他方、学校法人出資会社を2社運営した筆者の実践からも、出資会社が抱える問題は少なくない。例えば、各種事業の売上高は法人予算への依存が高く、業務委託された予算事業は予算額の上限=売上高であることから早晩頭打ちになること。また、学校法人予算に依存しない新規事業はほぼ未開拓な状況であること。自社独自の強みが持てるよう、外注業務を内製化すること。何より社員数が少ないことから業務が標準化できずに属人化し、特定の外部業者に依存する傾向がある。
出資会社は学校法人にとって、業務の合理化や経費削減、自己収入の拡大等に向けた経営改革手段のひとつである。今後さらに厳しい時代を迎えるからこそ、今一度学校法人は何のために出資会社を設立したのか、目的や位置づけを再確認し、その機能強化について法人自身が主体的・積極的に検討すべきではないだろうか。
また、併設校と出資会社それぞれの活動をいかに連動させるか、これらを実質化する部署や担当者の役割が重要になる。教職員が出資会社の役割や機能を十分に理解し、様々な取組みにおいて有効に活用されるよう学校法人にはその意義を浸透させる取り組みが求められる。そして、会社組織が発展し、より難易度の高いニーズに対応できるように学校法人の持つ人的資源の重点配分も必要であると考える。
おわりに
新型コロナウイルス感染症の拡大により、学校法人においても教育環境が大きく変わりつつある中で、限られた資源で持続可能な経営が要求されている。
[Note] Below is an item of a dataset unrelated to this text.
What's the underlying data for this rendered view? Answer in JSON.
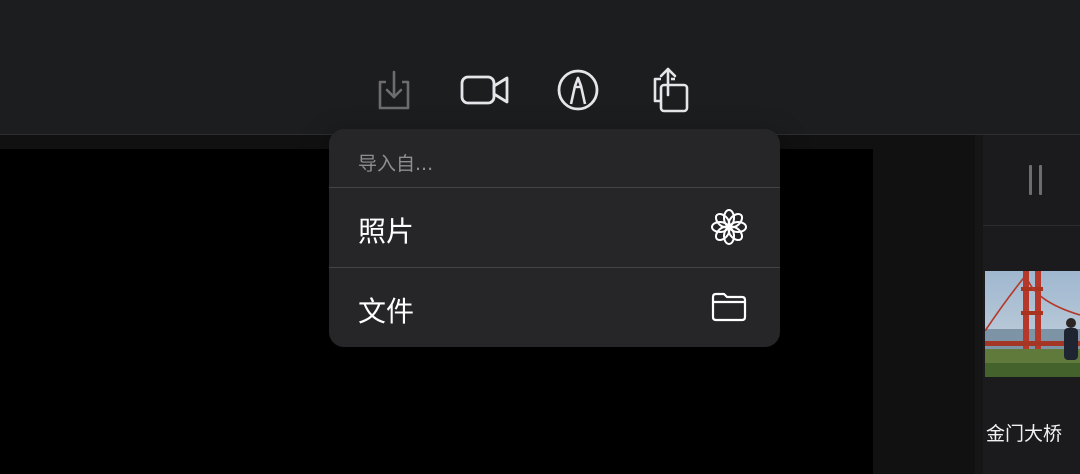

設置基準などの法令の関係から運用コストの削減は難しく、まして収入の増加は決して容易なことではない。学費の依存率が高く、財政基盤の脆弱な私立大学の場合、補助金獲得への難易度が高まる上に、今後入学者の確保ができなければ、たちどころに財政危機に陥ることになる。変化の激しい時代、学校法人の安定性はいかに担保されるのか。
この数年の間、いくつかの学校法人が分離や統廃合を余儀なくされた。これらの事例は大学や高等学校という設置校単体だけの問題ではない。
筆者は当時のアルカディア学報において「学校法人が存在価値を高め、外部から評価されるには、教職員が一体となり協力可能な戦略化した将来計画とあらゆる経営資源を有効に活用して最大の成果を発揮する組織運営が必要である。一体感のある教職協働での戦略経営の確立こそが、改革の持続性を保証し、激変する環境のなかで自らのミッションを見失うことなく前進することにつながるといえよう。」と結んだ。
今後、あらゆる資源の中のひとつである"出資会社"をテーマに注力し、収益事業との関係を含め現状の実態を明らかにしつつ、貢献の在り方について考えていきたい。